Please report suspected vulnerabilities through GitHub private vulnerability reporting:

https://github.com/gastownhall/gascity/security/advisories/new

Do not open a public issue, public discussion, or public pull request for a security vulnerability before the maintainers have had time to investigate and release a fix.

Include as much of the following as you can:

• Affected version, commit, or release asset.
• Reproduction steps or proof-of-concept details.
• Expected and observed impact.
• Relevant logs, terminal output, or screenshots with secrets removed.
• Whether the issue is already being exploited or publicly discussed.

Maintainers will acknowledge a valid private report within three business days when possible, triage severity, and coordinate disclosure through the GitHub security advisory. If a fix is needed, it will be released before public disclosure unless there is an active exploitation risk that requires faster notice.

Security fixes target the current stable major release unless a separate support window is announced in release notes.

Gas City coordinates local and remote agent workflows.
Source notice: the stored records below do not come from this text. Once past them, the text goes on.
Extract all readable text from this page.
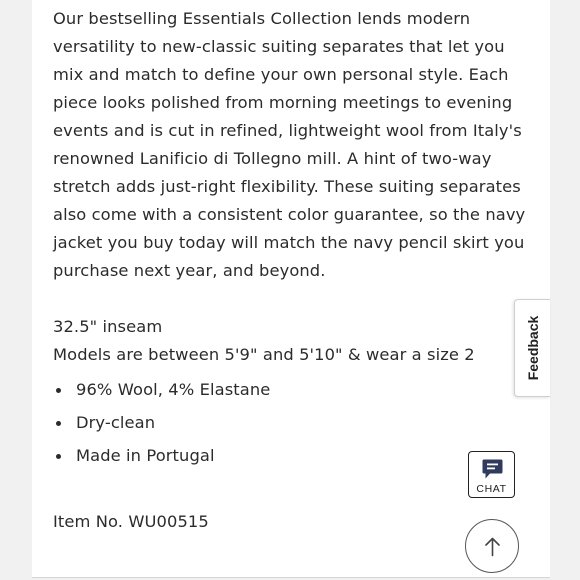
Our bestselling Essentials Collection lends modern versatility to new-classic suiting separates that let you mix and match to define your own personal style. Each piece looks polished from morning meetings to evening events and is cut in refined, lightweight wool from Italy's renowned Lanificio di Tollegno mill. A hint of two-way stretch adds just-right flexibility. These suiting separates also come with a consistent color guarantee, so the navy jacket you buy today will match the navy pencil skirt you purchase next year, and beyond.

32.5" inseam
Models are between 5'9" and 5'10" & wear a size 2
96% Wool, 4% Elastane
Dry-clean
Made in Portugal

Item No. WU00515

Feedback
CHAT
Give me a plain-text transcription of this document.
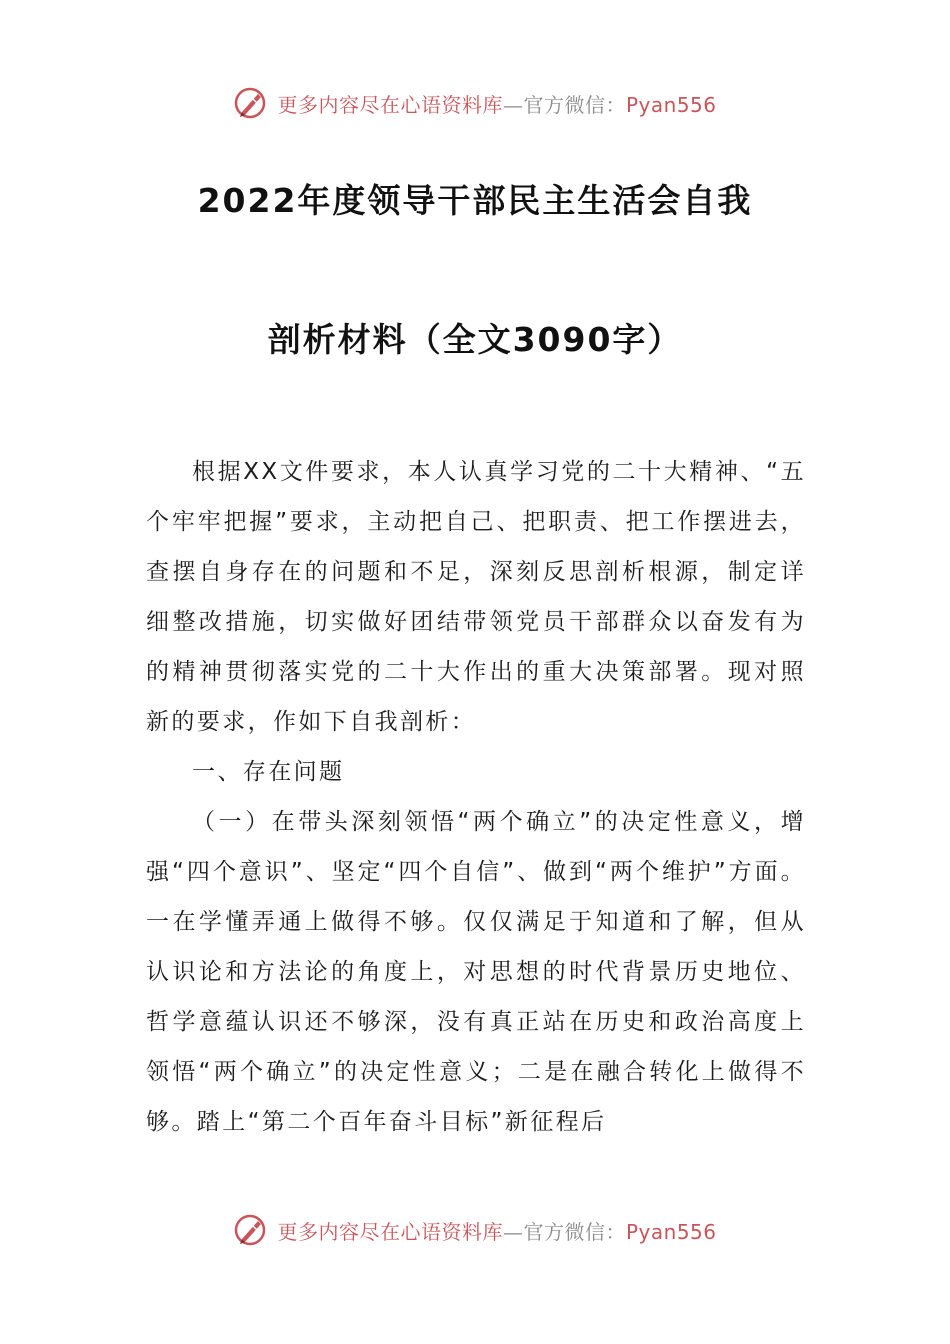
更多内容尽在心语资料库—官方微信：Pyan556
2022年度领导干部民主生活会自我
剖析材料（全文3090字）

根据XX文件要求，本人认真学习党的二十大精神、“五个牢牢把握”要求，主动把自己、把职责、把工作摆进去，查摆自身存在的问题和不足，深刻反思剖析根源，制定详细整改措施，切实做好团结带领党员干部群众以奋发有为的精神贯彻落实党的二十大作出的重大决策部署。现对照新的要求，作如下自我剖析：

一、存在问题

（一）在带头深刻领悟“两个确立”的决定性意义，增强“四个意识”、坚定“四个自信”、做到“两个维护”方面。一在学懂弄通上做得不够。仅仅满足于知道和了解，但从认识论和方法论的角度上，对思想的时代背景历史地位、哲学意蕴认识还不够深，没有真正站在历史和政治高度上领悟“两个确立”的决定性意义；二是在融合转化上做得不够。踏上“第二个百年奋斗目标”新征程后

更多内容尽在心语资料库—官方微信：Pyan556
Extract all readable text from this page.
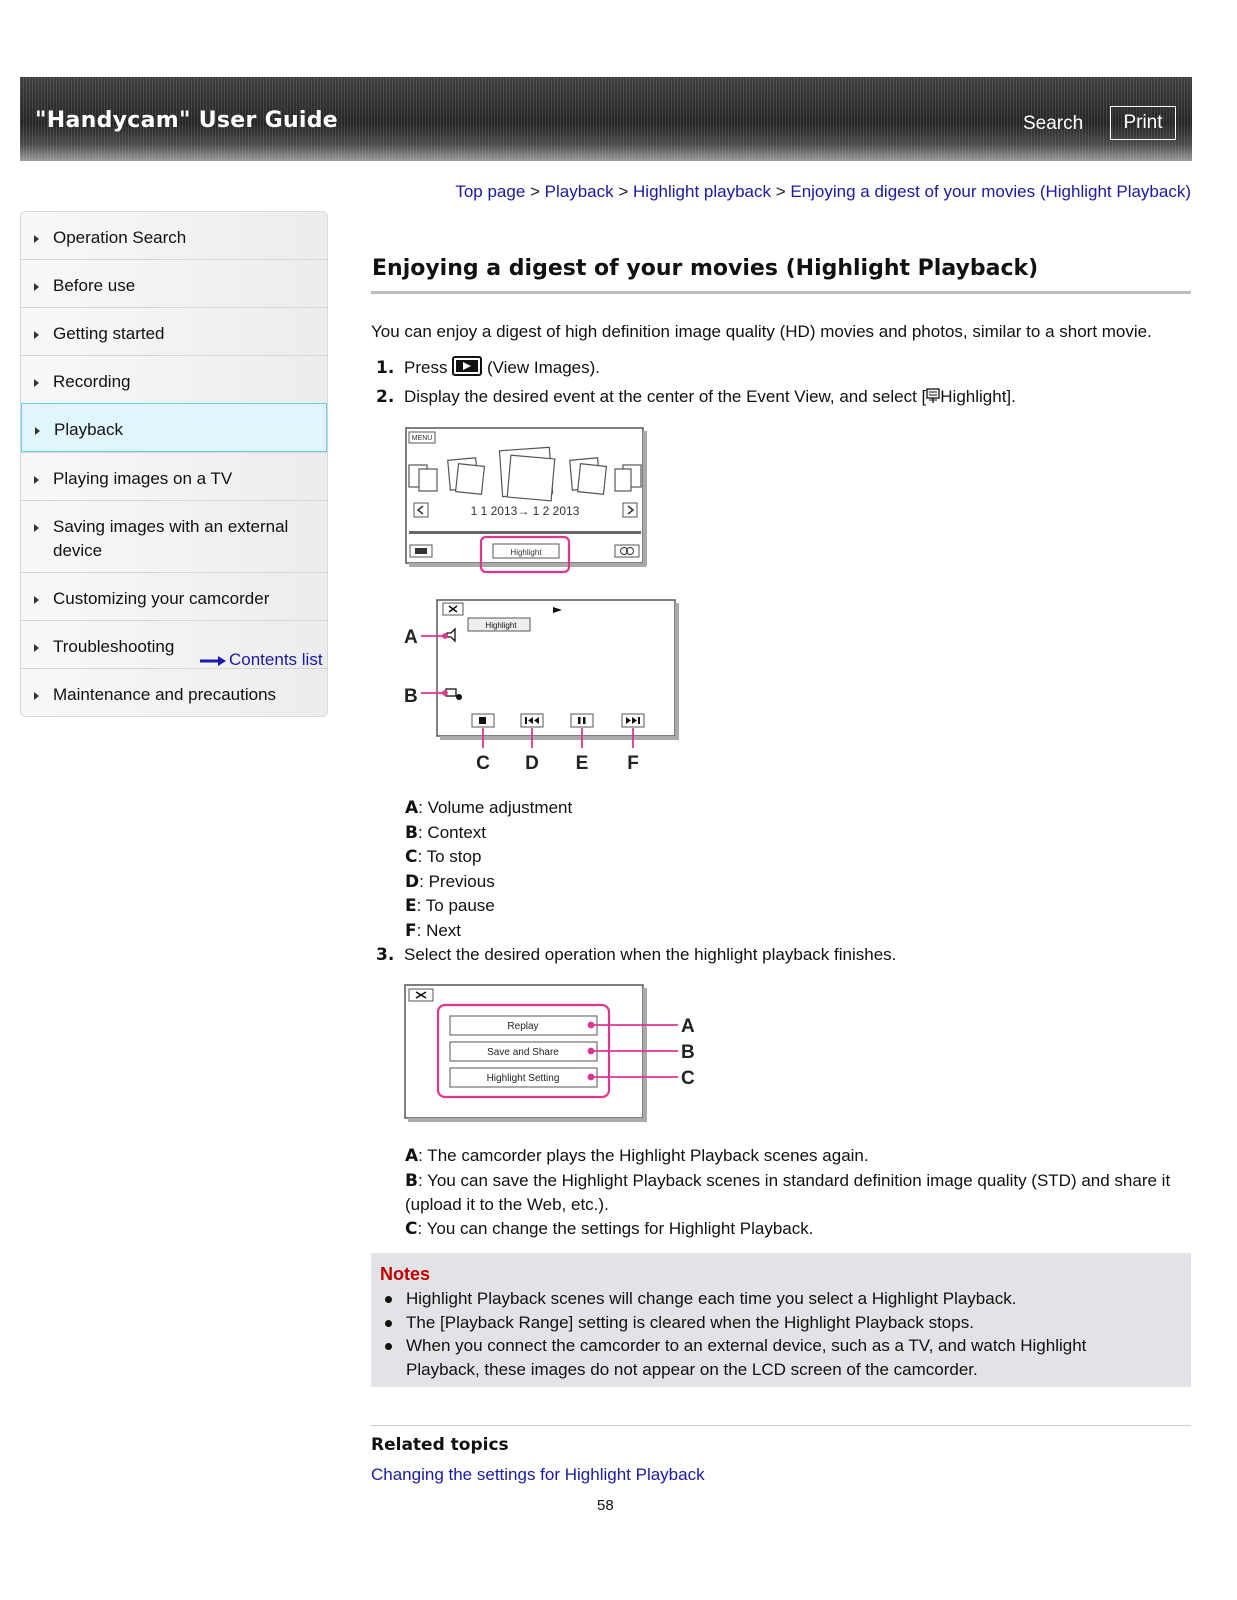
"Handycam" User Guide	Search	Print
Operation Search
Before use
Getting started
Recording
Playback
Playing images on a TV
Saving images with an external device
Customizing your camcorder
Troubleshooting
Maintenance and precautions
Contents list
Top page > Playback > Highlight playback > Enjoying a digest of your movies (Highlight Playback)
Enjoying a digest of your movies (Highlight Playback)
You can enjoy a digest of high definition image quality (HD) movies and photos, similar to a short movie.
1. Press (View Images).
2. Display the desired event at the center of the Event View, and select [ Highlight].
MENU
1 1 2013→ 1 2 2013
Highlight
Highlight
A
B
C D E F
A: Volume adjustment
B: Context
C: To stop
D: Previous
E: To pause
F: Next
3. Select the desired operation when the highlight playback finishes.
Replay
Save and Share
Highlight Setting
A
B
C
A: The camcorder plays the Highlight Playback scenes again.
B: You can save the Highlight Playback scenes in standard definition image quality (STD) and share it (upload it to the Web, etc.).
C: You can change the settings for Highlight Playback.
Notes
Highlight Playback scenes will change each time you select a Highlight Playback.
The [Playback Range] setting is cleared when the Highlight Playback stops.
When you connect the camcorder to an external device, such as a TV, and watch Highlight Playback, these images do not appear on the LCD screen of the camcorder.
Related topics
Changing the settings for Highlight Playback
58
Security reports are in scope when they affect confidentiality, integrity, or availability in normal supported use, including:

• Agent isolation, workspace boundaries, and command execution.
• Git operations, release workflows, and repository publishing paths.
• Secrets handling, logs, generated artifacts, and configuration files.
• Beads data in .gc/ directories when used through Gas City.

Expected behavior in trusted local development environments, documented administrative actions, and vulnerabilities in third-party tools should be reported to the relevant upstream project unless Gas City creates a new or materially worse exposure.

Release archives are published through GitHub Releases with SHA-256 checksums, SBOM assets, and GitHub artifact attestations generated by GitHub Actions. Homebrew formulas install release archives by checksum.

Direct-download users should verify checksums and attestations before installing or upgrading. See the installation guide for the current commands.